<579>

387. AU MÊME.

Le 27 septembre 1784.



Mon très-cher frère,

Je ne connais que de réputation les grands hommes dont vous avez la satisfaction de jouir. M. de Condorceta est l'élève de d'Alembert; il marche sur ses traces, et sûrement il l'égalera un jour. Je ne connais pas même de réputation le poëte, mon cher frère, que vous m'avez nommé; toutefois je doute fort qu'il approche de Molière. Il y a un point de perfection en tous les genres, qu'il est difficile d'égaler, encore plus de surpasser. A l'égard du médecin électrique, je le range hardiment dans la classe du médecin de la lune, qui naguère attira le concours de nos badauds.b Il n'y a aucune opinion dont on ne puisse soutenir le pour et le contre; toutefois je m'élèverai hardiment contre l'électricité animale, et l'influence de la lune, et de pareils charlatanismes, qui ne sont imaginés par des fripons qu'en vue de tromper le vulgaire imbécile et superstitieux. Toute ma tournée de cette année est achevée, et je commence à jouir de quelque repos, qui m'est d'autant plus nécessaire que mes forces se perdent d'année en année, et que l'âge impérieux m'avertit que mes beaux jours se sont écoulés. Marc-Aurèle dit : « Tu es une âme qui traîne un cadavre. »c Cela est très-vrai à mon âge; ni plus ni moins, il faut que le cadavre trotte. C'est en vous assurant du plus tendre attachement et de la plus haute estime que je suis, etc.

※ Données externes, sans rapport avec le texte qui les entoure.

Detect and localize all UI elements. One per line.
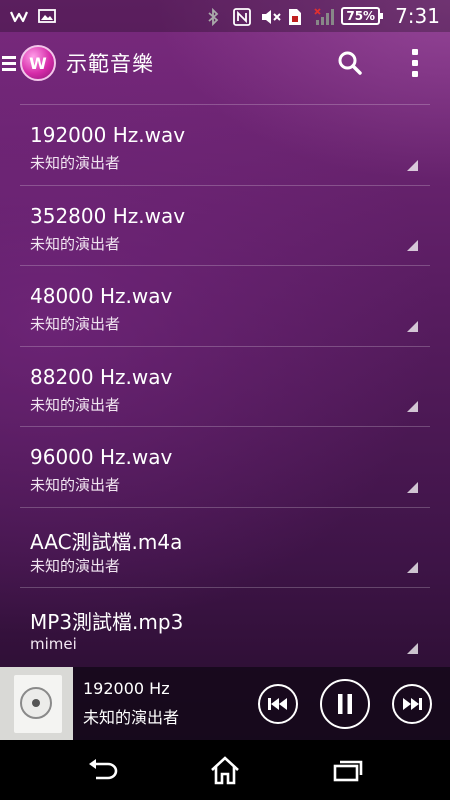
recent-apps-button[interactable]	[324, 750, 372, 790]
list-item[interactable]: MP3測試檔.mp3 mimei	[20, 588, 430, 667]
battery-percent: 75%	[346, 9, 376, 23]
list-item[interactable]: 88200 Hz.wav 未知的演出者	[20, 347, 430, 427]
context-menu-indicator-icon[interactable]	[407, 481, 418, 493]
track-title: 48000 Hz.wav	[30, 284, 173, 308]
logo-letter: W	[29, 53, 47, 73]
pause-icon	[338, 693, 352, 714]
now-playing-artist: 未知的演出者	[83, 708, 180, 727]
action-bar: W 示範音樂	[0, 32, 450, 94]
now-playing-bar[interactable]: 192000 Hz 未知的演出者	[0, 667, 450, 740]
context-menu-indicator-icon[interactable]	[407, 240, 418, 251]
overflow-menu-icon[interactable]	[400, 43, 430, 83]
list-item[interactable]: 96000 Hz.wav 未知的演出者	[20, 427, 430, 508]
track-title: MP3測試檔.mp3	[30, 610, 184, 634]
track-title: 192000 Hz.wav	[30, 123, 186, 147]
mute-icon	[260, 8, 282, 24]
search-icon	[338, 51, 362, 75]
track-artist: 未知的演出者	[30, 315, 121, 333]
walkman-notification-icon	[9, 8, 29, 24]
clock: 7:31	[395, 4, 440, 28]
navigation-bar	[0, 740, 450, 800]
context-menu-indicator-icon[interactable]	[407, 159, 418, 171]
list-item[interactable]: 192000 Hz.wav 未知的演出者	[20, 105, 430, 186]
home-icon	[211, 756, 239, 785]
recent-apps-icon	[334, 760, 363, 782]
track-title: AAC測試檔.m4a	[30, 529, 183, 554]
disc-icon	[20, 687, 52, 719]
bluetooth-icon	[206, 7, 224, 27]
context-menu-indicator-icon[interactable]	[407, 562, 418, 573]
status-bar: 75% 7:31	[0, 0, 450, 32]
now-playing-title: 192000 Hz	[83, 679, 170, 698]
battery-icon: 75%	[341, 7, 383, 25]
back-icon	[88, 759, 117, 780]
previous-icon	[268, 697, 287, 710]
image-icon	[38, 8, 56, 24]
previous-button[interactable]	[258, 683, 298, 724]
album-art[interactable]	[0, 667, 73, 740]
menu-icon[interactable]	[2, 55, 16, 71]
track-title: 352800 Hz.wav	[30, 203, 186, 228]
context-menu-indicator-icon[interactable]	[407, 642, 418, 654]
track-artist: 未知的演出者	[30, 476, 121, 494]
next-icon	[403, 697, 422, 710]
home-button[interactable]	[201, 750, 249, 790]
walkman-logo[interactable]: W	[20, 45, 56, 81]
list-item[interactable]: 48000 Hz.wav 未知的演出者	[20, 266, 430, 347]
sim-icon	[287, 8, 305, 25]
track-list[interactable]: 192000 Hz.wav 未知的演出者 352800 Hz.wav 未知的演出…	[20, 104, 430, 667]
track-artist: 未知的演出者	[30, 395, 121, 414]
signal-icon	[314, 8, 335, 25]
context-menu-indicator-icon[interactable]	[407, 320, 418, 332]
track-artist: 未知的演出者	[30, 556, 121, 575]
back-button[interactable]	[78, 750, 126, 790]
page-title: 示範音樂	[66, 52, 154, 76]
pause-button[interactable]	[320, 678, 370, 729]
track-title: 96000 Hz.wav	[30, 445, 173, 469]
list-item[interactable]: 352800 Hz.wav 未知的演出者	[20, 186, 430, 266]
track-title: 88200 Hz.wav	[30, 364, 173, 389]
search-button[interactable]	[330, 43, 370, 83]
next-button[interactable]	[392, 683, 432, 724]
context-menu-indicator-icon[interactable]	[407, 401, 418, 412]
nfc-icon	[233, 8, 252, 26]
list-item[interactable]: AAC測試檔.m4a 未知的演出者	[20, 508, 430, 588]
track-artist: 未知的演出者	[30, 234, 121, 253]
track-artist: mimei	[30, 635, 77, 653]
track-artist: 未知的演出者	[30, 154, 121, 172]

a Voyez t. XXV, p. XI, art. IX, et p. 407-430.

b On trouve l'histoire de ce médecin de la lune, qui était un bonnetier nommé Weisleder, dans la Berlinische Monatsschrift, herausgegeben von F. Gedike und J. E. Biester, Berlin, 1783, t. I, p. 353-385. C'est en 1780 et en 1781 qu'il offrit au public de Berlin les secours de son art.

c « Tu es, comme disait Épictète, une âme qui promène un mort. » (Réflexions morales de l'empereur Marc-Antonin, avec des remarques de M. et madame Dacier, liv. IV, no XLIII.)